Move ON, Bill and Hill. Those of us who blindly piss and moan from high upon the shoulders of generations of Americans who sacrificed to build, keep, cherish, preserve, defend and pass on the precious legacy of liberty we inherited soil ourselves, shame our ancestors, betray all.


Such fun to see what President Clinton had to say to Mr. Wallace... and I could not believe the President's attempt to re-write history, which he should have some memory of since he was there. It has been some five years for him out of office and he has *yet* to come up with any summation of his time in office. Even when asked, 'why didn't you do more to connect the dots?' he has long winded misdirections, impugining character, and generally doing anything but to answer the question. Most Presidents seem to get the basics of their time down to a short soundbite or three and leave it at that. Bill Clinton could not leave well enough alone...the litany of attacks on the US before 2001 is rather lengthy, and includes attacks on diplomatic compounds which, as it happens, are sovereign territory of the US, military personnel, and actually striking the Continental United States. All of those are Casus Belli: a cause to go to war to seek redress against such actions.

The year 1995, all by its lonesome, was one of chilling dots that al Qaeda connected and soon put to use, multiple times. President Clinton attempts to digress to Somalia and putting forth a brave face *there* after the CIA employee killings, the WTC bombing and the attempted NYC Landmarks bombing plot. Each of those indicators of terrorism aimed *at* the US and *within* the US. President Clinton attempts to claim that al Qaeda was an 'unknown'... save for their involvement in the WTC bombing, I guess. So perhaps that 'brave face' in Somalia, which required a special operation to evacuate everyone from there once the UN failed in its mission, was one to distract the People of the US from the growing threat at home...

Perhaps he thought that the US would *always* be lucky, after the chance discovery of the Millenium bombing plot and the uncovering of the plot to bomb USN DDG The Sullivans. The USS Cole would *not* get that luck and paid for the lack of security and going after al Qaeda.

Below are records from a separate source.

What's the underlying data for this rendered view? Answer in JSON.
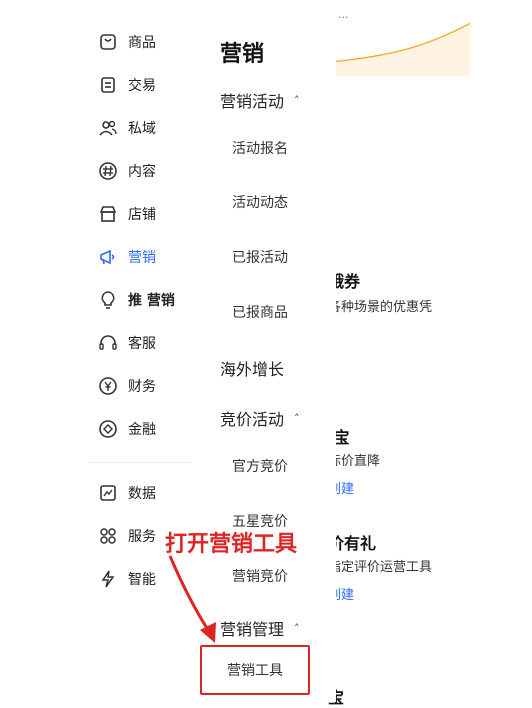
{
  "sidebar": {
    "items": [
      {
        "label": "商品",
        "icon": "product-icon"
      },
      {
        "label": "交易",
        "icon": "order-icon"
      },
      {
        "label": "私域",
        "icon": "users-icon"
      },
      {
        "label": "内容",
        "icon": "hashtag-icon"
      },
      {
        "label": "店铺",
        "icon": "store-icon"
      },
      {
        "label": "营销",
        "icon": "megaphone-icon"
      },
      {
        "label": "推 营销",
        "icon": "bulb-icon"
      },
      {
        "label": "客服",
        "icon": "headset-icon"
      },
      {
        "label": "财务",
        "icon": "yen-icon"
      },
      {
        "label": "金融",
        "icon": "finance-icon"
      },
      {
        "label": "数据",
        "icon": "chart-icon"
      },
      {
        "label": "服务",
        "icon": "grid-icon"
      },
      {
        "label": "智能",
        "icon": "lightning-icon"
      }
    ],
    "active_color": "#2f6bff"
  },
  "submenu": {
    "title": "营销",
    "groups": [
      {
        "label": "营销活动",
        "caret": "˄",
        "items": [
          "活动报名",
          "活动动态",
          "已报活动",
          "已报商品"
        ]
      },
      {
        "label": "海外增长"
      },
      {
        "label": "竞价活动",
        "caret": "˄",
        "items": [
          "官方竞价",
          "五星竞价",
          "营销竞价"
        ]
      },
      {
        "label": "营销管理",
        "caret": "˄",
        "items": [
          "营销工具"
        ]
      }
    ]
  },
  "annotation": {
    "text": "打开营销工具",
    "color": "#e02424"
  },
  "right_panel": {
    "top_text": "...",
    "cards": [
      {
        "title": "哦券",
        "desc": "各种场景的优惠凭"
      },
      {
        "title": "i宝",
        "desc": "标价直降",
        "link": "创建"
      },
      {
        "title": "价有礼",
        "desc": "指定评价运营工具",
        "link": "创建"
      },
      {
        "title": "宝"
      }
    ],
    "link_color": "#2f6bff"
  }
}
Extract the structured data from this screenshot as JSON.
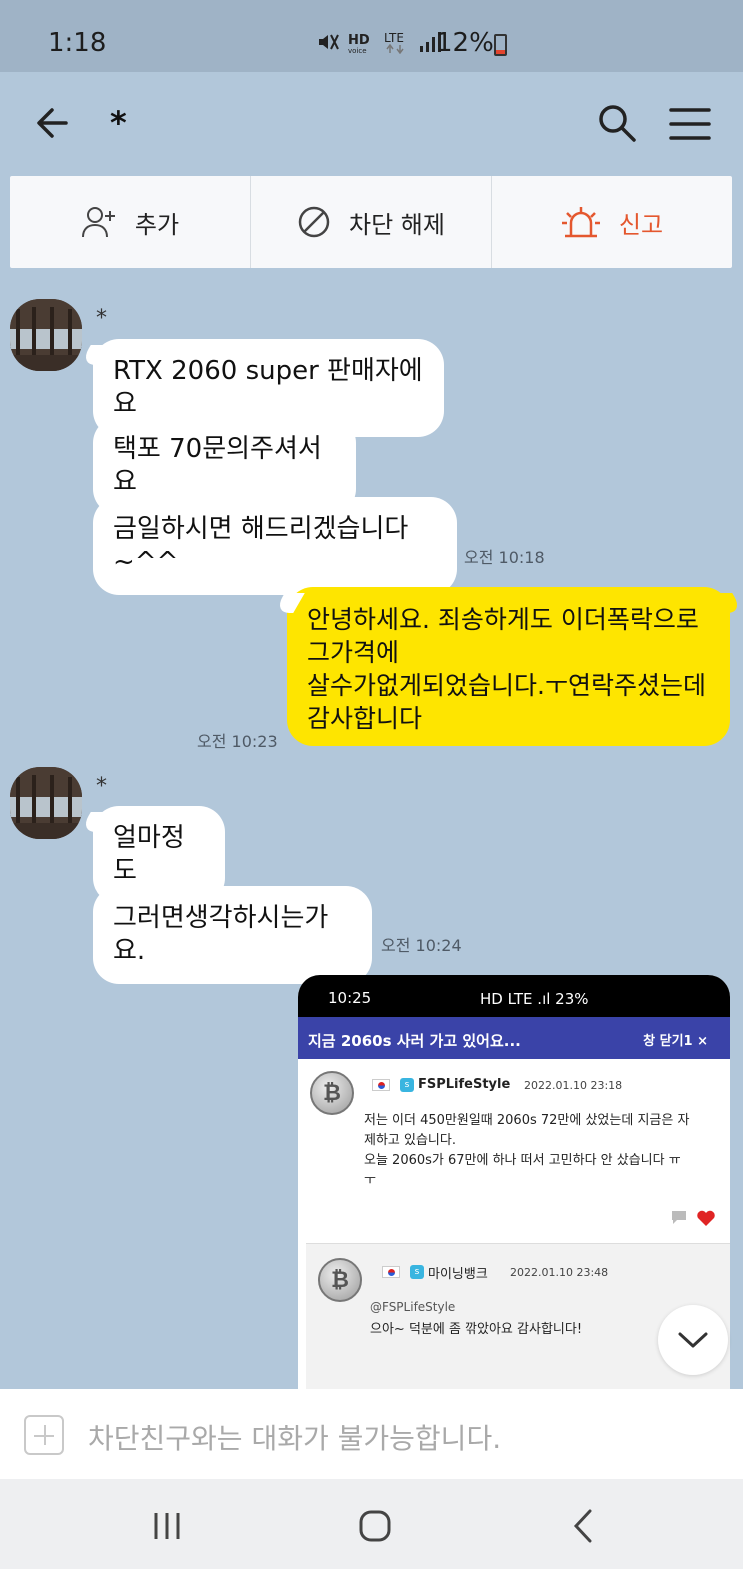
{
  "status_bar": {
    "time": "1:18",
    "battery": "12%",
    "icons": [
      "mute-icon",
      "hd-voice-icon",
      "lte-icon",
      "signal-icon",
      "battery-icon"
    ]
  },
  "header": {
    "title": "*"
  },
  "actions": {
    "add": "추가",
    "unblock": "차단 해제",
    "report": "신고"
  },
  "messages": {
    "sender1": "*",
    "m1": "RTX 2060 super 판매자에요",
    "m2": "택포 70문의주셔서요",
    "m3": "금일하시면 해드리겠습니다~^^",
    "t1": "오전 10:18",
    "mine1": "안녕하세요. 죄송하게도 이더폭락으로\n그가격에\n살수가없게되었습니다.ㅜ연락주셨는데\n감사합니다",
    "t2": "오전 10:23",
    "sender2": "*",
    "m4": "얼마정도",
    "m5": "그러면생각하시는가요.",
    "t3": "오전 10:24"
  },
  "screenshot": {
    "time": "10:25",
    "sys": "HD LTE .ıl 23%",
    "bar_title": "지금 2060s 사러 가고 있어요...",
    "bar_close": "창 닫기1 ×",
    "post_nick": "FSPLifeStyle",
    "post_date": "2022.01.10 23:18",
    "post_text": "저는 이더 450만원일때 2060s 72만에 샀었는데 지금은 자\n제하고 있습니다.\n오늘 2060s가 67만에 하나 떠서 고민하다 안 샀습니다 ㅠ\nㅜ",
    "reply_nick": "마이닝뱅크",
    "reply_date": "2022.01.10 23:48",
    "reply_mention": "@FSPLifeStyle",
    "reply_text": "으아~ 덕분에 좀 깎았아요 감사합니다!"
  },
  "input": {
    "placeholder": "차단친구와는 대화가 불가능합니다."
  },
  "colors": {
    "background": "#b2c7da",
    "my_bubble": "#fee500",
    "report": "#e4572e"
  }
}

Considering the long months that President Bush had to wait to get his Cabinet through the Senate, complaining about an Administrative team that was not even fully-stood up and functioning properly is a strange thing to spotlight. Considering that it was the Democrats in the Senate holding up the works they have *zero* cause to complain as they had placed the Nation in danger due to partisan politics.

Mr. Clinton has the right to his own opinions. He does not, however, get his own *facts* to work from. And he *still* has not stood up to explain why he did *not* work harder to defend the Nation against this gathering and lethal threat which had already reached the US in 1993.

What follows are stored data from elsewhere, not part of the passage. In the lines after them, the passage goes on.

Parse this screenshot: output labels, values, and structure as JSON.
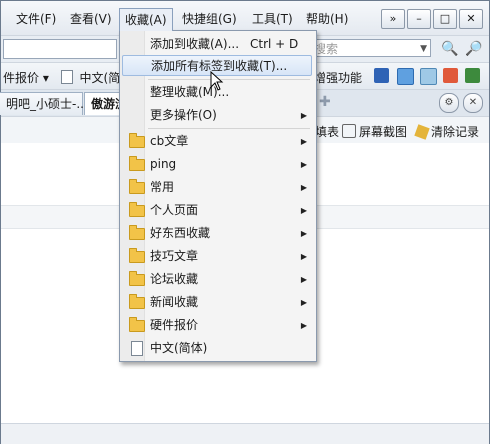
{
  "menubar": {
    "items": [
      {
        "label": "文件(F)"
      },
      {
        "label": "查看(V)"
      },
      {
        "label": "收藏(A)"
      },
      {
        "label": "快捷组(G)"
      },
      {
        "label": "工具(T)"
      },
      {
        "label": "帮助(H)"
      }
    ],
    "window_buttons": {
      "collapse": "»",
      "minimize": "–",
      "maximize": "□",
      "close": "✕"
    }
  },
  "search": {
    "placeholder": "搜索"
  },
  "toolbar": {
    "left_text": "件报价",
    "left_dropdown": "▾",
    "doc_label": "中文(简体",
    "right_text": "增强功能"
  },
  "tabs": [
    {
      "label": "明吧_小硕士-..."
    },
    {
      "label": "傲游浏"
    }
  ],
  "actions": [
    {
      "label": "填表"
    },
    {
      "label": "屏幕截图"
    },
    {
      "label": "清除记录"
    }
  ],
  "dropdown": {
    "items": [
      {
        "label": "添加到收藏(A)...",
        "accel": "Ctrl + D"
      },
      {
        "label": "添加所有标签到收藏(T)..."
      },
      {
        "label": "整理收藏(M)..."
      },
      {
        "label": "更多操作(O)"
      },
      {
        "label": "cb文章"
      },
      {
        "label": "ping"
      },
      {
        "label": "常用"
      },
      {
        "label": "个人页面"
      },
      {
        "label": "好东西收藏"
      },
      {
        "label": "技巧文章"
      },
      {
        "label": "论坛收藏"
      },
      {
        "label": "新闻收藏"
      },
      {
        "label": "硬件报价"
      },
      {
        "label": "中文(简体)"
      }
    ],
    "submenu_arrow": "▶"
  },
  "colors": {
    "menu_highlight": "#d7e5f7",
    "folder": "#f2c348",
    "accent": "#3a6aa8"
  }
}
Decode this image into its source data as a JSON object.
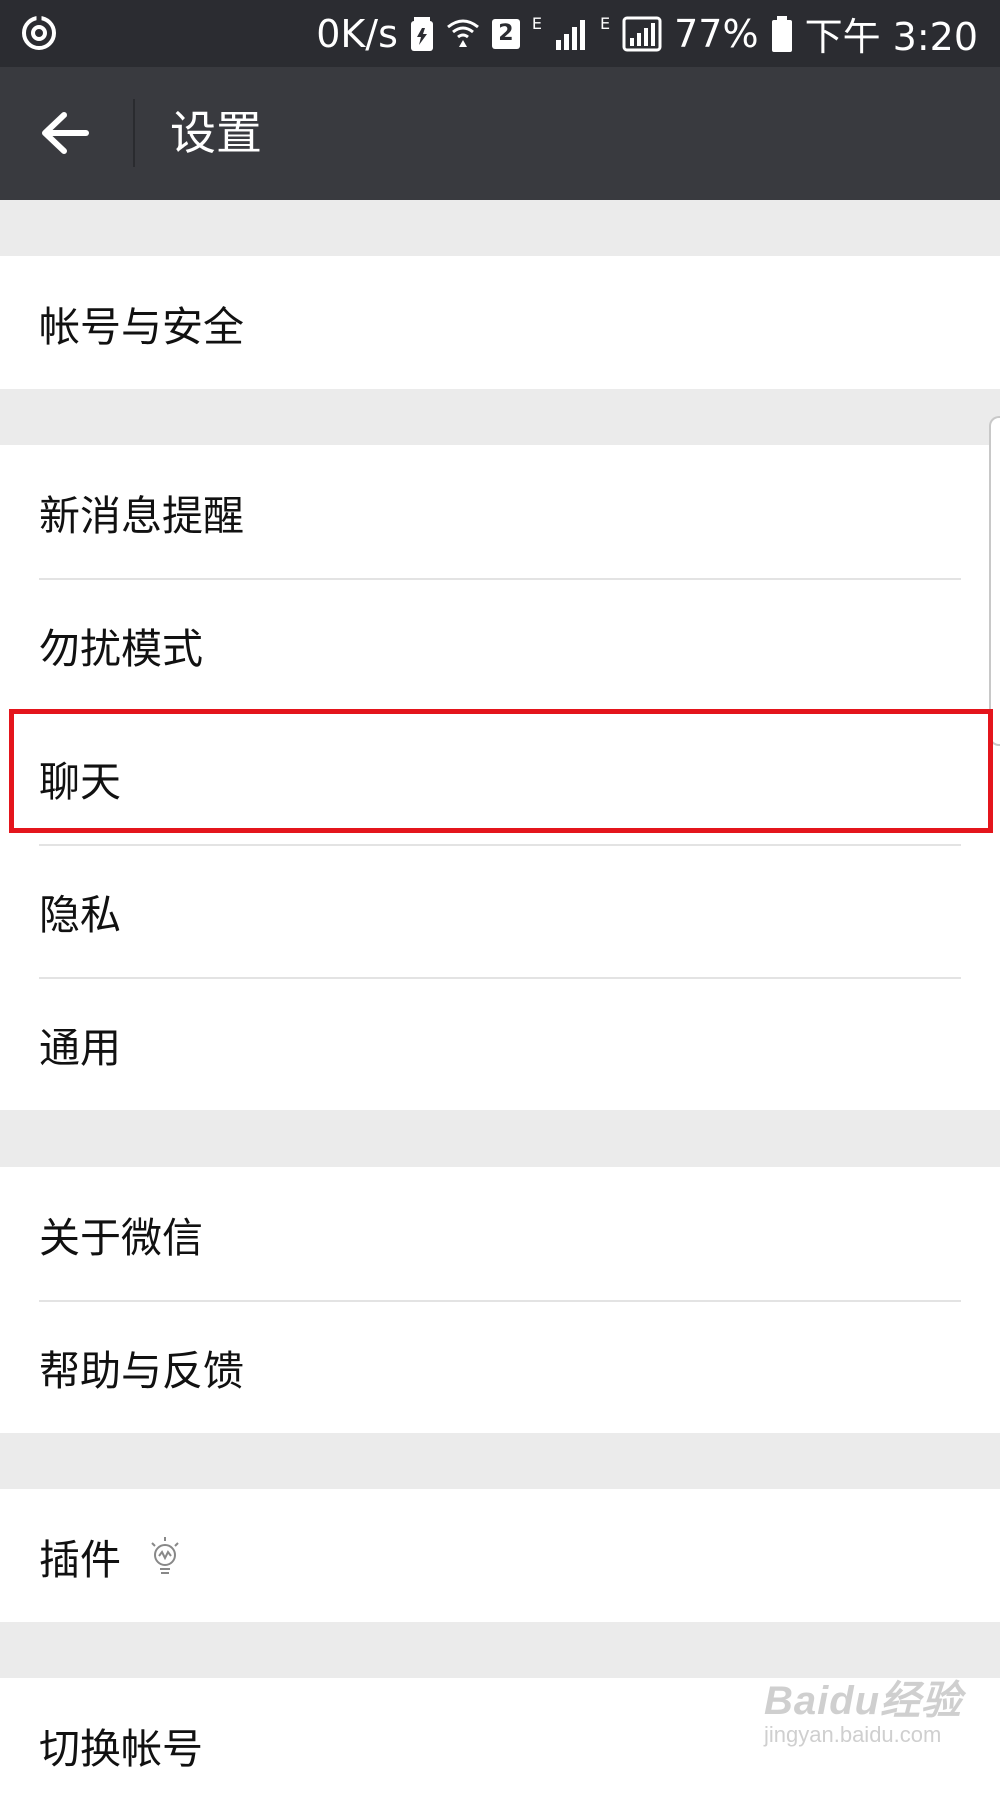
{
  "status_bar": {
    "speed": "0K/s",
    "sim_number": "2",
    "network_1": "E",
    "network_2": "E",
    "battery": "77%",
    "time": "下午 3:20",
    "left_icon": "app-status-icon",
    "icons": [
      "battery-saver-icon",
      "wifi-icon",
      "signal-icon",
      "signal-icon",
      "battery-icon"
    ]
  },
  "title_bar": {
    "back_icon": "back-arrow-icon",
    "title": "设置"
  },
  "groups": [
    {
      "items": [
        {
          "label": "帐号与安全"
        }
      ]
    },
    {
      "items": [
        {
          "label": "新消息提醒"
        },
        {
          "label": "勿扰模式"
        },
        {
          "label": "聊天"
        },
        {
          "label": "隐私"
        },
        {
          "label": "通用"
        }
      ]
    },
    {
      "items": [
        {
          "label": "关于微信"
        },
        {
          "label": "帮助与反馈"
        }
      ]
    },
    {
      "items": [
        {
          "label": "插件",
          "icon": "lightbulb-icon"
        }
      ]
    },
    {
      "items": [
        {
          "label": "切换帐号"
        }
      ]
    }
  ],
  "highlighted_item": "聊天",
  "watermark": {
    "main": "Baidu经验",
    "sub": "jingyan.baidu.com"
  },
  "colors": {
    "status_bar": "#2b2c31",
    "title_bar": "#393a3f",
    "background": "#ebebeb",
    "highlight": "#e4151c"
  }
}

The Woodward excerpt describes how, on July 10, 2001, CIA Director George J. Tenet met with his counterterrorism chief, J. Cofer Black, at CIA headquarters "to review the latest on Osama bin Laden and his al-Qaeda terrorist organization. Black laid out the case, consisting of communications intercepts and other top-secret intelligence showing the increasing likelihood that al-Qaeda would soon attack the United States. The mass of fragments made a compelling case, so compelling to Tenet that he decided he and Black should go to the White House immediately."

If Tenet had "intercepted messages among al-Qaeda operatives" on or before July 10, 2001, why is there no mention of an "imminent threat" on August 6, 2001 ?

Clearly either Tenet was holding back or Woodward did grasp something, perhaps reality.


I guess we should be happy that Armitage didn't "leak" to just Woodward.